Author: Carla Lipsig-Mummé
Publisher: McGill-Queen's Press - MQUP
Published: 2016-04-15
Total Pages: 255
ISBN-13: 155339433X
DOWNLOAD EBOOKGlobal warming is perhaps the greatest challenge facing the twenty-first century. Environmental polices on the one hand, and economic and labour market polices on the other, often exist in separate silos creating a dilemma that Work in a Warming World confronts. The world of work - goods, services, and resources - produces most of the greenhouse gases created by human activity. In engaging essays, contributors demonstrate how the world of work and the labour movement need to become involved in the struggle to slow global warming, and the ways in which environmental and economic policies need to be linked dynamically in order to effect positive change. Addressing the dichotomy of competing public policies in a Canadian context, Work in a Warming World presents ways of creating an effective response to global warming and key building blocks toward a national climate strategy.
Author: Joel Slemrod
Publisher: Harvard University Press
Published: 2000
Total Pages: 540
ISBN-13: 9780674001541
DOWNLOAD EBOOKSince the introduction of the income tax in 1913, controversy has raged about how heavily to tax the rich.
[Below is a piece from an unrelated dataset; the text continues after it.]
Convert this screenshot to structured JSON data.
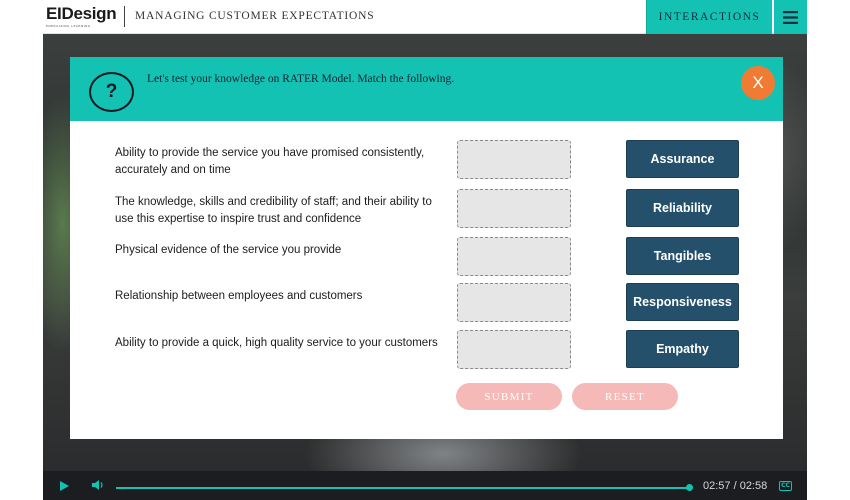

Opponents of high tax rates claim that heavy assessments have negative incentives on the productivity of some of our most talented citizens; supporters stress the importance of the rich shouldering their "fair share," and decry the loopholes that permit many to escape their obligations. Notably absent from this debate is hard evidence about the actual impact of taxes on the behavior of the affluent. This book presents evidence by leading economists of the effects of taxes on the formation of businesses, the supply of labor, the form of executive compensation, the accumulation of wealth, the allocation of portfolios, and the realization of capital gains. Among its findings are that the labor supply of the rich remained unchanged in the face of large tax cuts in 1986, and that in late 1992 executives exercised billions of dollars' worth of stock options in order to beat the tax increases expected in 1993. The book also presents a history of efforts to tax the rich, a demographic snapshot of the financially affluent, and a road map to widely used tax-avoidance strategies. Does Atlas Shrug? will be of great interest to policymakers and interested citizens who want to know how much tax revenue could really be gained by increasing tax rates on the rich, or whether low capital gains tax rates really spur economic growth.